Although RFID systems can vary significantly in terms of device types and complexity, they all share four core components: a reader, antenna, tag, and connecting cables. In the simplest systems, this might include only a handheld RFID reader (with an integrated antenna) and RFID tags. In contrast, more complex systems may incorporate multi-channel readers, GPIO (General Purpose Input/Output) modules, additional functional devices (such as status indicator light arrays), multiple antennas, connecting cables, RFID tags, and comprehensive supporting software.
The RFID antenna plays an indispensable role in an RFID system. Its purpose is to convert the signal from the RFID reader into radio frequency (RF) waves, ensuring that the RFID tag can effectively receive the signal. Without an appropriate RFID antenna—whether integrated or standalone—the RFID reader would be unable to successfully transmit or receive signals to and from the RFID tag.
RFID antennas differ from RFID readers. Unlike readers, RFID antennas are passive devices that draw their operating energy from the reader. When the reader transmits energy to the antenna, the antenna generates an RF field and sends RF signals to nearby tags. The efficiency of an antenna in generating waves in a specific direction is referred to as antenna gain. In simple terms, the higher the gain, the stronger the RF field and the broader the coverage area of the antenna.
RFID antennas emit RF waves either horizontally or vertically, which is defined as the antenna's polarization. If the RF field lies on a horizontal plane, it is described as horizontally linear polarization. Similarly, if the RF field lies on a vertical plane, it is referred to as vertically linear polarization.
The working principle of an RFID antenna is based on wireless communication technology, enabling the wireless reading and writing of information stored in tags by transmitting and receiving electromagnetic signals. The process can be explained in the following aspects:
1. Signal Transmission and Reception
The RFID antenna is responsible for transmitting and receiving radio frequency (RF) carrier signals. Once the operating frequency and bandwidth are defined, the antenna emits RF carrier waves generated by the RF processing module and receives the RF signals emitted or reflected by the tags. These RF signals form the foundation of wireless identification and data exchange within an RFID system.
2. Electromagnetic Energy Conversion
Passive RFID tags do not have internal power sources like batteries, so they rely on the electromagnetic waves sent by the reader to obtain the energy needed to activate their circuits. When the antenna receives the electromagnetic signals transmitted by the reader, it uses an inductive coil and resonant circuit to convert the electromagnetic waves into alternating current, providing power to the circuits within the tag.

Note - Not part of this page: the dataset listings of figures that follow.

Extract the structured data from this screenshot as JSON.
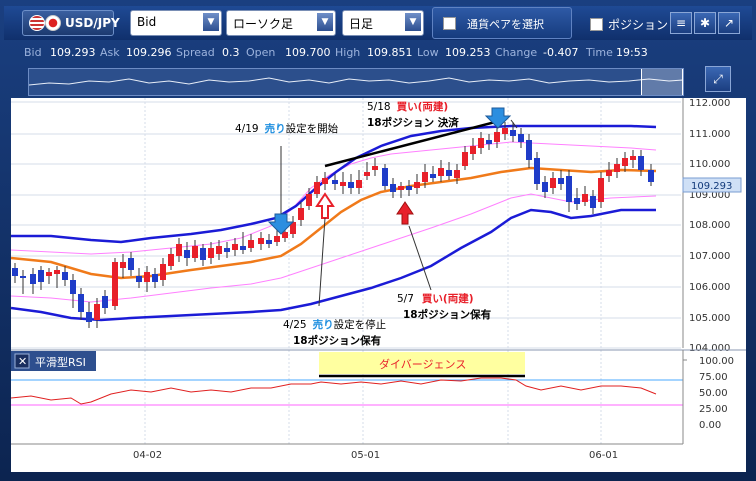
{
  "toolbar": {
    "pair": "USD/JPY",
    "price_type": "Bid",
    "chart_type": "ローソク足",
    "period": "日足",
    "pair_select_button": "通貨ペアを選択",
    "position_label": "ポジション"
  },
  "quote": {
    "bid_label": "Bid",
    "bid": "109.293",
    "ask_label": "Ask",
    "ask": "109.296",
    "spread_label": "Spread",
    "spread": "0.3",
    "open_label": "Open",
    "open": "109.700",
    "high_label": "High",
    "high": "109.851",
    "low_label": "Low",
    "low": "109.253",
    "change_label": "Change",
    "change": "-0.407",
    "time_label": "Time",
    "time": "19:53"
  },
  "price_axis": {
    "ticks": [
      "112.000",
      "111.000",
      "110.000",
      "109.000",
      "108.000",
      "107.000",
      "106.000",
      "105.000",
      "104.000"
    ],
    "current_price": "109.293"
  },
  "date_axis": [
    "04-02",
    "05-01",
    "06-01"
  ],
  "rsi_panel": {
    "title": "平滑型RSI",
    "ticks": [
      "100.00",
      "75.00",
      "50.00",
      "25.00",
      "0.00"
    ],
    "divergence_label": "ダイバージェンス"
  },
  "annotations": {
    "a419_date": "4/19",
    "a419_red": "売り",
    "a419_rest": "設定を開始",
    "a518_date": "5/18",
    "a518_red": "買い(両建)",
    "a518_line2": "18ポジション 決済",
    "a425_date": "4/25",
    "a425_red": "売り",
    "a425_rest": "設定を停止",
    "a425_line2": "18ポジション保有",
    "a57_date": "5/7",
    "a57_red": "買い(両建)",
    "a57_line2": "18ポジション保有"
  },
  "colors": {
    "up_candle": "#e8202a",
    "down_candle": "#1f3cc8",
    "bollinger_outer": "#1b1bd6",
    "bollinger_inner": "#ff80ff",
    "moving_average": "#f07a1a",
    "rsi_line": "#e02020"
  }
}
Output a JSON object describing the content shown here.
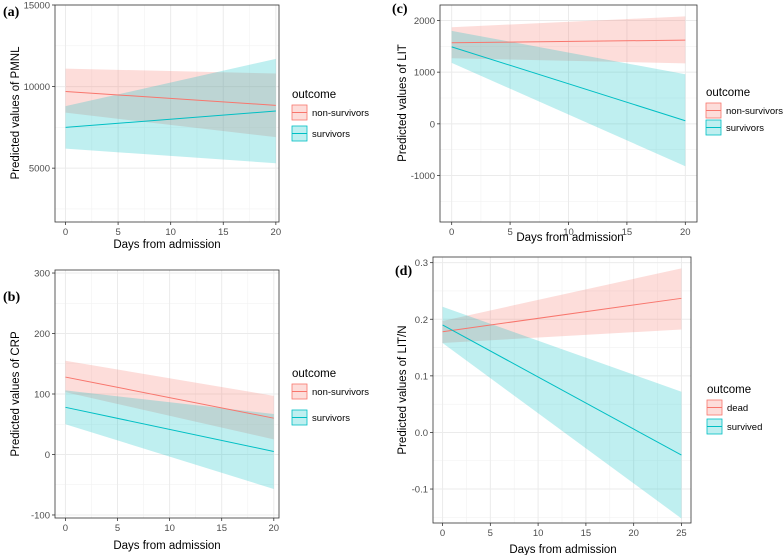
{
  "chart_data": [
    {
      "panel_label": "(a)",
      "type": "line",
      "xlabel": "Days from admission",
      "ylabel": "Predicted values of PMNL",
      "xlim": [
        -1,
        20.3
      ],
      "ylim": [
        1700,
        15000
      ],
      "x_ticks": [
        0,
        5,
        10,
        15,
        20
      ],
      "x_tick_labels": [
        "0",
        "5",
        "10",
        "15",
        "20"
      ],
      "y_ticks": [
        5000,
        10000,
        15000
      ],
      "y_tick_labels": [
        "5000",
        "10000",
        "15000"
      ],
      "legend_title": "outcome",
      "series": [
        {
          "name": "non-survivors",
          "color": "#F8766D",
          "x": [
            0,
            20
          ],
          "y": [
            9700,
            8850
          ],
          "lower": [
            8400,
            6900
          ],
          "upper": [
            11100,
            10800
          ]
        },
        {
          "name": "survivors",
          "color": "#00BFC4",
          "x": [
            0,
            20
          ],
          "y": [
            7500,
            8500
          ],
          "lower": [
            6200,
            5300
          ],
          "upper": [
            8800,
            11700
          ]
        }
      ]
    },
    {
      "panel_label": "(b)",
      "type": "line",
      "xlabel": "Days from admission",
      "ylabel": "Predicted values of CRP",
      "xlim": [
        -1,
        20.5
      ],
      "ylim": [
        -105,
        305
      ],
      "x_ticks": [
        0,
        5,
        10,
        15,
        20
      ],
      "x_tick_labels": [
        "0",
        "5",
        "10",
        "15",
        "20"
      ],
      "y_ticks": [
        -100,
        0,
        100,
        200,
        300
      ],
      "y_tick_labels": [
        "-100",
        "0",
        "100",
        "200",
        "300"
      ],
      "legend_title": "outcome",
      "series": [
        {
          "name": "non-survivors",
          "color": "#F8766D",
          "x": [
            0,
            20
          ],
          "y": [
            128,
            60
          ],
          "lower": [
            103,
            25
          ],
          "upper": [
            155,
            97
          ]
        },
        {
          "name": "survivors",
          "color": "#00BFC4",
          "x": [
            0,
            20
          ],
          "y": [
            78,
            5
          ],
          "lower": [
            50,
            -57
          ],
          "upper": [
            106,
            67
          ]
        }
      ]
    },
    {
      "panel_label": "(c)",
      "type": "line",
      "xlabel": "Days from admission",
      "ylabel": "Predicted values of LIT",
      "xlim": [
        -1,
        21
      ],
      "ylim": [
        -1900,
        2300
      ],
      "x_ticks": [
        0,
        5,
        10,
        15,
        20
      ],
      "x_tick_labels": [
        "0",
        "5",
        "10",
        "15",
        "20"
      ],
      "y_ticks": [
        -1000,
        0,
        1000,
        2000
      ],
      "y_tick_labels": [
        "-1000",
        "0",
        "1000",
        "2000"
      ],
      "legend_title": "outcome",
      "series": [
        {
          "name": "non-survivors",
          "color": "#F8766D",
          "x": [
            0,
            20
          ],
          "y": [
            1570,
            1620
          ],
          "lower": [
            1270,
            1170
          ],
          "upper": [
            1870,
            2080
          ]
        },
        {
          "name": "survivors",
          "color": "#00BFC4",
          "x": [
            0,
            20
          ],
          "y": [
            1490,
            60
          ],
          "lower": [
            1180,
            -820
          ],
          "upper": [
            1800,
            960
          ]
        }
      ]
    },
    {
      "panel_label": "(d)",
      "type": "line",
      "xlabel": "Days from admission",
      "ylabel": "Predicted values of LIT/N",
      "xlim": [
        -1,
        26
      ],
      "ylim": [
        -0.16,
        0.31
      ],
      "x_ticks": [
        0,
        5,
        10,
        15,
        20,
        25
      ],
      "x_tick_labels": [
        "0",
        "5",
        "10",
        "15",
        "20",
        "25"
      ],
      "y_ticks": [
        -0.1,
        0.0,
        0.1,
        0.2,
        0.3
      ],
      "y_tick_labels": [
        "-0.1",
        "0.0",
        "0.1",
        "0.2",
        "0.3"
      ],
      "legend_title": "outcome",
      "series": [
        {
          "name": "dead",
          "color": "#F8766D",
          "x": [
            0,
            25
          ],
          "y": [
            0.178,
            0.237
          ],
          "lower": [
            0.158,
            0.182
          ],
          "upper": [
            0.197,
            0.29
          ]
        },
        {
          "name": "survived",
          "color": "#00BFC4",
          "x": [
            0,
            25
          ],
          "y": [
            0.19,
            -0.04
          ],
          "lower": [
            0.158,
            -0.152
          ],
          "upper": [
            0.222,
            0.072
          ]
        }
      ]
    }
  ]
}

3. Information Transmission and Processing
Once the RFID tag obtains sufficient energy and is activated, its internal circuits read or write information stored in the tag’s chip. This information is transmitted back to the reader via RF signals through the tag's antenna. The reader’s receiving antenna captures the signals from the tag, and the signal processing module demodulates and decodes the information, sending the useful data to the backend system for further processing.
4. Electromagnetic Field Functionality
The RFID antenna creates an electromagnetic field between the reader and the tag, which is essential for enabling wireless identification and data exchange. When an RFID tag enters the reader's active working zone, the tag’s antenna induces a current from the electromagnetic field, generating the necessary power for its circuits. At the same time, the tag antenna uses the electromagnetic field to send the stored information in the tag back to the reader as RF signals.
This combination of electromagnetic field generation, energy conversion, and signal processing ensures effective communication and functionality within an RFID system.
The polarization method of the RFID antenna determines the propagation direction of the RF signal. There are mainly the following two kinds:
1. Linearly polarized antenna
RF signals emitted by linearly polarized antennas propagate along a fixed direction, which can be a horizontal or vertical polarized wave. This type of antenna is characterized by concentrated signals and a longer reading range, but it needs to be aligned with the polarization direction of the RFID tag to obtain the best reading results.
Applicable scenarios: suitable for RFID tag direction fixed scenarios, such as conveyor belt on the items read.
2. Circularly polarized antenna
Circularly polarized antennas rotate the RF signal between horizontal and vertical directions as it propagates. Although its signal range is slightly smaller than that of a linearly polarized antenna, it is able to read RFID tags in a variety of directions, providing more flexibility.
Scenarios: Suitable for scenarios where tag orientation is not fixed, such as retail, warehousing or inventory management.